Por um lado, os desastres naturais podem ter um efeito curiosamente livre de valores sobre o comportamento do eleitor. Esses eventos não fazem com que as pessoas mudem para determinados pontos de vista, mas sim que punam o partido que estiver no poder. (Em um estudo famoso, embora contestado, uma onda de ataques de tubarão em Nova Jersey em 1916 prejudicou a campanha de reeleição do presidente americano Woodrow Wilson, apesar da manifesta ausência de implicações políticas). Isso foi ruim para o governo negacionista do clima na Austrália em 2019, mas também pode ser ruim para o governo focado no clima nos EUA em 2023. Uma resposta inepta seria mais provável de causar danos ao governo Biden do que aos seus oponentes, como o presidente dos EUA, George W. Bush, descobriu após o furacão Katrina em 2005.

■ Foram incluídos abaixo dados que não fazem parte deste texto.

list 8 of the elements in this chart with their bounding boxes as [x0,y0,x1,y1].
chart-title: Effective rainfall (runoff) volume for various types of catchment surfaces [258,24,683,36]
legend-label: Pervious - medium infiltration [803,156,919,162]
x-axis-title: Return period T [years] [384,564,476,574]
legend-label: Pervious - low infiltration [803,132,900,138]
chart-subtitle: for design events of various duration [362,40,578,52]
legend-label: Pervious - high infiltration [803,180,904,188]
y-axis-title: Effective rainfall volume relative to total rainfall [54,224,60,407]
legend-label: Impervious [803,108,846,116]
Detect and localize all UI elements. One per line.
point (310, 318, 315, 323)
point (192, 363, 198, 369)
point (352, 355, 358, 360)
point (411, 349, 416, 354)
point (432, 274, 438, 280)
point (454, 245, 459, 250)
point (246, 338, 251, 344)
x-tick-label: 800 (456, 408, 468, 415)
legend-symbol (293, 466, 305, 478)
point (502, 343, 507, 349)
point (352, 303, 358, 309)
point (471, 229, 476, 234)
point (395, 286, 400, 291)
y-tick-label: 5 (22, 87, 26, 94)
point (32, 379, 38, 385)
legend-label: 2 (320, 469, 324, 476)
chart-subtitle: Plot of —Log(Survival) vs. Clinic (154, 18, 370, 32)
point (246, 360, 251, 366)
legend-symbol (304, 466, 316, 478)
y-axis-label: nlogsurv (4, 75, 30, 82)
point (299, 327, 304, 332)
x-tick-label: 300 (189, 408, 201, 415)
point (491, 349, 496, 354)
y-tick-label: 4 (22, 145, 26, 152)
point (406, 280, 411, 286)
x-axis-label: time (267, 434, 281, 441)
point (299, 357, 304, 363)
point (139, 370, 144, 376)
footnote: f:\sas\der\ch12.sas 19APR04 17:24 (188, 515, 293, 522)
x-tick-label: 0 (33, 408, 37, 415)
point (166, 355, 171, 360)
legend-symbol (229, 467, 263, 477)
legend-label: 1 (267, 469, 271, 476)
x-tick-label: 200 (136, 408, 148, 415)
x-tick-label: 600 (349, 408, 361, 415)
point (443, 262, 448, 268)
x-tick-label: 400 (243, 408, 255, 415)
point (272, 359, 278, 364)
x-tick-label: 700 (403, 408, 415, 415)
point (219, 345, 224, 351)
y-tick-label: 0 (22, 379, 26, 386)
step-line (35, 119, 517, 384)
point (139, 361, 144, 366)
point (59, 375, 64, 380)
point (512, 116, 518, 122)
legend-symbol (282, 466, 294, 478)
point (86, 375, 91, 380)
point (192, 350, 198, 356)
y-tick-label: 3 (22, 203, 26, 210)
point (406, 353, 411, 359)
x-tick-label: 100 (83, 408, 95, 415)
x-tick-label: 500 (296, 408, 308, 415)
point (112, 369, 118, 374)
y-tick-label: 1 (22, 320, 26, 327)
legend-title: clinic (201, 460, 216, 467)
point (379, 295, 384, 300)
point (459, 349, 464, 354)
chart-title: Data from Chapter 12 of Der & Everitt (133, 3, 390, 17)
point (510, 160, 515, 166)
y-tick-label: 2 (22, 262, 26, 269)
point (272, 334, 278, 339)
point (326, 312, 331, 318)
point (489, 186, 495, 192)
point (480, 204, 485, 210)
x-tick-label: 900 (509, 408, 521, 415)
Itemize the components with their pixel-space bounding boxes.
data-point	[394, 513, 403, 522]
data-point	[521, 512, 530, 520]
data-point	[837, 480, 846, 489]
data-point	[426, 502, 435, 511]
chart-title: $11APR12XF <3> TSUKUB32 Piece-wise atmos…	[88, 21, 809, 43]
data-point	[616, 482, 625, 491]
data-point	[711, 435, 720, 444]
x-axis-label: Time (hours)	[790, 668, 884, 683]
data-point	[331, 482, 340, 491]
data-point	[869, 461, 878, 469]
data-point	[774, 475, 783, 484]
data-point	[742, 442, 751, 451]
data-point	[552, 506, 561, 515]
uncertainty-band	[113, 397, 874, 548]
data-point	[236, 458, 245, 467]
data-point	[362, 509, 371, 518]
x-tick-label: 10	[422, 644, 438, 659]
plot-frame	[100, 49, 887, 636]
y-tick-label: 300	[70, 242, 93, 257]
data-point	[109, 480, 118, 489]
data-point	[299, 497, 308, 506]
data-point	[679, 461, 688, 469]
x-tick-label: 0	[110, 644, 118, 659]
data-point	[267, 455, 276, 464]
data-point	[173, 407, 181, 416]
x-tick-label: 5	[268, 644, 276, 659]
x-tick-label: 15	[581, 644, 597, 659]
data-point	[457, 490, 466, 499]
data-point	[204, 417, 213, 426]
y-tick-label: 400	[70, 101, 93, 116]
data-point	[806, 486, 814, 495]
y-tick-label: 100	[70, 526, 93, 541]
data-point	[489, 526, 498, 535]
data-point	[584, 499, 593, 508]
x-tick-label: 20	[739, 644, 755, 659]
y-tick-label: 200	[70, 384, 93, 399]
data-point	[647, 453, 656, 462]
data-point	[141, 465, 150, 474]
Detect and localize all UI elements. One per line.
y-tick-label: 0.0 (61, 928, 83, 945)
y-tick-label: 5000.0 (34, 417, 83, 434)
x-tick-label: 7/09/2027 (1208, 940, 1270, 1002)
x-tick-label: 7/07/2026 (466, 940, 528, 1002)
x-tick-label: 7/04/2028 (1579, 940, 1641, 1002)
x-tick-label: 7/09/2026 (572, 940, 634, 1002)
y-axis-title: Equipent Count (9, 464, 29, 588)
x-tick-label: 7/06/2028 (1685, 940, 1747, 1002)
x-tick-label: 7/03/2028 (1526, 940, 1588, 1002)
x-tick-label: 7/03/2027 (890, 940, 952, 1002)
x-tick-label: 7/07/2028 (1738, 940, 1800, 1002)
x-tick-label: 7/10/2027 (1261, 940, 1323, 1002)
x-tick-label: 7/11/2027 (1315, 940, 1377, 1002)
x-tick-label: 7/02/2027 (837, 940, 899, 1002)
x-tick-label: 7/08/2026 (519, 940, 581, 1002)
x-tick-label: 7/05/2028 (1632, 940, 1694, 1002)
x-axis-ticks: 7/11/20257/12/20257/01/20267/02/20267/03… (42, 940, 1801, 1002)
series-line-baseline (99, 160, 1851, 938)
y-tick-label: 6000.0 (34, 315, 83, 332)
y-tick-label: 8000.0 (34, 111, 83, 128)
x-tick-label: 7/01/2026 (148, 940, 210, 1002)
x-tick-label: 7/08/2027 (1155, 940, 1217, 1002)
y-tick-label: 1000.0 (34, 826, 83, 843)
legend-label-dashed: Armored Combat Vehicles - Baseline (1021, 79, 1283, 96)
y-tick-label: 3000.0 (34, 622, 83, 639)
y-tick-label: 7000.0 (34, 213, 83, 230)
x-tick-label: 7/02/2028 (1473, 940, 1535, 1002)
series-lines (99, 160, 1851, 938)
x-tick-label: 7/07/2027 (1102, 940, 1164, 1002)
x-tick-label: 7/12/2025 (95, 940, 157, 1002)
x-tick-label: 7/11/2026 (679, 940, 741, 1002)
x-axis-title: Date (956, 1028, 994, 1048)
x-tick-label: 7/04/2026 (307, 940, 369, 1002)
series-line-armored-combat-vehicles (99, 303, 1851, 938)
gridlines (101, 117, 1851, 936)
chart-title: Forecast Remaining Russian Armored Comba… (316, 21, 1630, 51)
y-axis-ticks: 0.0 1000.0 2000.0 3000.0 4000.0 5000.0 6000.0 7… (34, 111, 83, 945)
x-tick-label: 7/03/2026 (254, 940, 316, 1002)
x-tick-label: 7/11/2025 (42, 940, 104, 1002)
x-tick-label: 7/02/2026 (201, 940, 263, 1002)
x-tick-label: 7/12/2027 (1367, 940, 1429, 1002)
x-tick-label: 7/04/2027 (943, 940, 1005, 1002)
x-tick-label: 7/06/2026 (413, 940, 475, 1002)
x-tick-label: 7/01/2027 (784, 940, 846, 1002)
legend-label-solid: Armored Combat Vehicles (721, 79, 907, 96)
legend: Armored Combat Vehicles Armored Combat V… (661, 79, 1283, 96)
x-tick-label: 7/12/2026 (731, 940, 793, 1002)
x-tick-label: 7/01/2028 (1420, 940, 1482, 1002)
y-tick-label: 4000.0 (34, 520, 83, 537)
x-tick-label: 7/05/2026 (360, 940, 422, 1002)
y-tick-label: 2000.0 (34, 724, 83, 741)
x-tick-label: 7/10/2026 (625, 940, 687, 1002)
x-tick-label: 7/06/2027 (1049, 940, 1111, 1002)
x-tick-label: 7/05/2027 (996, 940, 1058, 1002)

Os efeitos dos desastres também podem ser limitados e perversos. Embora o apoio a novas minas de carvão na Austrália tenha caído de 45,3% para 37% após os incêndios florestais, as pessoas que haviam apoiado o setor anteriormente e que, posteriormente, foram diretamente afetadas pela fumaça e pelo fogo, tinham maior probabilidade de apoiá-las, e não menor. Gilmore, o eleitorado trabalhista onde a filmagem de Morrison sendo hostilizado se tornou viral, viu uma mudança contraintuitiva em direção ao seu partido e agora é a cadeira mais competitiva do país.

Sobreponha os mapas de fumaça do nordeste dos EUA aos resultados eleitorais e ficará claro que muitas das partes mais afetadas do país estão em partes de Nova York e Nova Inglaterra, onde os políticos democratas já são dominantes. Regiões mais púrpuras, como Pensilvânia, Ohio e Michigan, também foram afetadas, mas sem nada parecido com a poluição infernal que se instalou sobre o Hudson.

Uma análise de 2019 de 73 estudos separados sobre a opinião pública e as experiências climáticas constatou que o clima extremo teve apenas um efeito fraco sobre as opiniões das pessoas, muito menos do que os fatores tradicionais, como o partidarismo subjacente. Na medida limitada em que os desastres naturais moldam as opiniões ambientais dos eleitores dos EUA, isso parece acontecer principalmente com os céticos que são diretamente afetados. No entanto, não são os eleitores dos estados indecisos que estão respirando fuligem no momento.